One day, the Sun will die. Our brilliant star – the Sun cannot exist forever.
After billions of years shining through nuclear fusion, the elements that fuel the Sun’s synthesis will deplete. As these resources dwindle, the Sun will undergo a tragic transformation before becoming a white dwarf. This process will also have dire consequences for the inner planets of the Solar System, including Earth.
When the fuel is no longer sufficient to counteract gravitational forces, the Sun’s core will collapse while its outer layers expand, turning the Sun into a gigantic red giant with a radius that could reach Mars. Once it expels its outer material, only the core remains, the remnants of a star. At this point, the Sun will be smaller than Earth and will emit only thermal radiation.
Eventually, the Sun will transform into a giant red star. (Illustrative image).

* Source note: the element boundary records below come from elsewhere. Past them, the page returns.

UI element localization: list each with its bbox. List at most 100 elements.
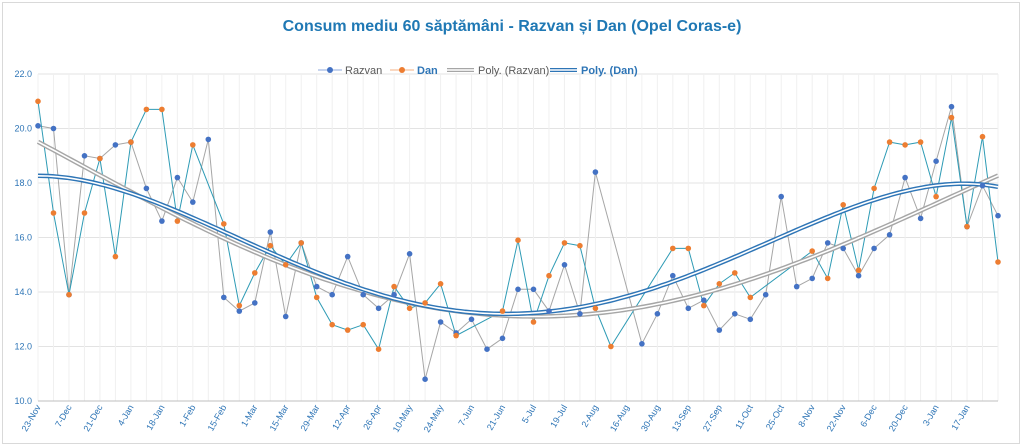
x-tick-label: 16-Aug (608, 403, 631, 433)
dan-point (855, 267, 862, 274)
dan-point (143, 106, 150, 113)
razvan-point (391, 291, 397, 298)
trendline-poly-razvan-inner (37, 141, 999, 318)
dan-point (391, 283, 397, 290)
razvan-point (499, 335, 506, 342)
x-tick-label: 27-Sep (701, 403, 724, 433)
razvan-point (530, 286, 537, 293)
razvan-point (50, 125, 57, 132)
dan-point (716, 281, 723, 287)
razvan-point (793, 283, 800, 290)
x-tick-label: 1-Mar (239, 403, 259, 428)
dan-point (437, 281, 444, 287)
razvan-point (484, 346, 490, 353)
dan-point (670, 245, 676, 252)
dan-point (174, 218, 181, 224)
x-tick-label: 13-Sep (670, 403, 693, 433)
y-tick-label: 20.0 (14, 124, 32, 134)
dan-point (360, 321, 367, 328)
razvan-point (685, 305, 692, 312)
dan-point (732, 270, 738, 276)
razvan-point (344, 253, 351, 260)
x-tick-label: 7-Dec (53, 403, 74, 429)
dan-point (608, 343, 614, 350)
legend: Razvan Dan Poly. (Razvan) Poly. (Dan) (318, 65, 638, 77)
x-tick-label: 23-Nov (20, 403, 43, 434)
dan-point (964, 223, 970, 230)
razvan-point (221, 294, 227, 301)
dan-point (809, 248, 815, 254)
dan-point (453, 332, 459, 339)
x-tick-label: 1-Feb (177, 403, 197, 428)
razvan-point (236, 308, 243, 314)
razvan-point (81, 153, 88, 159)
dan-point (112, 253, 119, 260)
legend-item-razvan: Razvan (318, 65, 382, 77)
x-tick-label: 20-Dec (887, 403, 910, 434)
dan-point (933, 193, 939, 200)
dan-point (66, 291, 72, 298)
x-tick-label: 25-Oct (764, 403, 786, 432)
legend-label-razvan: Razvan (345, 65, 382, 77)
x-tick-label: 15-Mar (268, 403, 291, 433)
razvan-point (313, 283, 320, 290)
x-tick-label: 7-Jun (456, 403, 476, 427)
razvan-point (515, 286, 521, 293)
razvan-point (732, 311, 738, 317)
dan-point (577, 242, 583, 249)
razvan-point (948, 103, 955, 110)
x-tick-label: 2-Aug (579, 403, 600, 429)
dan-point (329, 321, 336, 328)
dan-point (375, 346, 382, 353)
dan-point (81, 210, 88, 216)
x-tick-label: 6-Dec (858, 403, 879, 429)
razvan-point (112, 142, 119, 148)
dan-point (979, 133, 986, 140)
dan-point (530, 319, 537, 325)
x-axis: 23-Nov 7-Dec 21-Dec 4-Jan 18-Jan 1-Feb 15-Feb 1… (20, 403, 972, 434)
y-tick-label: 14.0 (14, 287, 32, 297)
razvan-point (670, 272, 676, 279)
x-tick-label: 18-Jan (144, 403, 166, 432)
y-tick-label: 16.0 (14, 233, 32, 243)
chart-title: Consum mediu 60 săptămâni - Razvan și Da… (283, 18, 742, 35)
x-tick-label: 22-Nov (825, 403, 848, 434)
razvan-point (174, 174, 181, 181)
dan-point (995, 259, 1001, 265)
x-tick-label: 11-Oct (733, 403, 755, 431)
dan-point (35, 98, 41, 105)
dan-point (871, 185, 877, 192)
razvan-point (422, 376, 428, 383)
dan-point (948, 114, 955, 121)
legend-item-dan: Dan (390, 65, 438, 77)
x-tick-label: 17-Jan (949, 403, 971, 432)
razvan-point (855, 272, 862, 279)
razvan-point (654, 311, 661, 317)
dan-point (298, 240, 305, 246)
dan-point (685, 245, 692, 252)
dan-point (515, 237, 521, 243)
legend-label-dan: Dan (417, 65, 438, 77)
legend-label-poly-razvan: Poly. (Razvan) (478, 65, 549, 77)
dan-point (344, 327, 351, 333)
dan-point (592, 305, 599, 312)
razvan-point (546, 308, 552, 314)
dan-point (886, 139, 893, 145)
razvan-point (360, 291, 367, 298)
dan-point (252, 270, 258, 276)
dan-point (917, 139, 924, 145)
y-tick-label: 12.0 (14, 342, 32, 352)
razvan-point (143, 185, 150, 192)
legend-item-poly-razvan: Poly. (Razvan) (447, 65, 549, 77)
dan-point (282, 262, 289, 268)
razvan-point (840, 245, 846, 252)
x-tick-label: 26-Apr (361, 403, 383, 431)
razvan-point (824, 240, 831, 246)
razvan-point (159, 218, 165, 224)
razvan-point (809, 275, 815, 282)
y-tick-label: 22.0 (14, 69, 32, 79)
x-tick-label: 3-Jan (921, 403, 941, 427)
dan-point (840, 202, 846, 208)
razvan-point (995, 212, 1001, 219)
razvan-point (468, 316, 475, 323)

We have predicted this tragic scenario for the Sun in about 5 billion years. But what about the planets then? What about Earth?
Physicist Amornrat Aungwerojwit from Naresuan University in Thailand and a team of scientists have analyzed the long-term changes in brightness of three white dwarf stars and inferred the impact this might have on the planetary systems surrounding these stars.
Fortunately, we can rest assured that humanity will likely no longer be on Earth at that time, or will be living somewhere else in the universe. Our blue planet and other planets will not escape damage. According to analyses from the white dwarf stars, the death of the Sun will cause devastation in the Solar System.
In summary, Mercury and Venus will have vanished, along with all other celestial bodies in the inner Solar System. The ultimate fate of these planets will be torn apart as their distance from the Sun shrinks and they are ultimately engulfed by it.
Earth may or may not survive, depending on how its orbit changes in response to the Sun’s mass loss and the gravitational interactions among the planets. If Earth is fortunate enough to escape the Sun’s grasp, our planet will still be drastically different from the lush and life-sustaining world we know today.
Physicist Boris Gansicke from the University of Warwick in the UK stated: “Whether Earth can move fast enough before the Sun expands, engulfs, and incinerates it remains unclear. But even if it avoids being swallowed by the Sun, Earth’s atmosphere would be stripped away, and the oceans would completely evaporate, making it no longer a beautiful place to live.”
How do we know all of this by observing white dwarf stars? By studying their changes in brightness.
The flickering light of a star holds a wealth of information. If the flickering occurs regularly, the fluctuations in intensity may indicate that something is orbiting the star, blocking a part of its light periodically.
The three stars analyzed by scientists in this latest study exhibited brightness changes that previous research indicated were due to surrounding planetesimal debris clouds.
Aungwerojwit noted: “Previous studies have shown that when asteroids, moons, and planets approach white dwarf stars, the immense gravitational pull of the host star tears these smaller planets apart into smaller fragments.”
By examining 17 years of valuable data on the three white dwarf stars, the researchers were able to paint a picture of how this process might unfold. All three stars exhibited gradually changing brightness, consistent with the hypothesis that they possess large clouds of debris being increasingly ground into finer dust by the host star before disappearing, likely due to dust and rock being drawn into the white dwarf.
One star showed signs of a catastrophic event in 2010, another in 2015. The third star experienced unusual dimming events every few months and chaotic fluctuations on a scale of a few minutes. All three stars are currently functioning completely normally, with no further brightness changes occurring.
This indicates that the process of the host star tearing apart and engulfing planets occurs quite rapidly. However, if Earth faces such a destructive end, it certainly will not be tragic for those witnessing it, as Earth would be a desolate planet by that time.
Gansicke remarked: “The bad news is that Earth may be engulfed by the expanding Sun before it becomes a white dwarf. For the rest of the Solar System, some asteroids located between Mars and Jupiter, and even some of Jupiter’s moons, may be dislodged from their orbits and move close enough to the white dwarf to meet a similar fate as we have studied.”
However, there is no need to worry about humanity at that time, as Earth’s oceans will boil away in about a billion years, long before the Sun enters its death throes.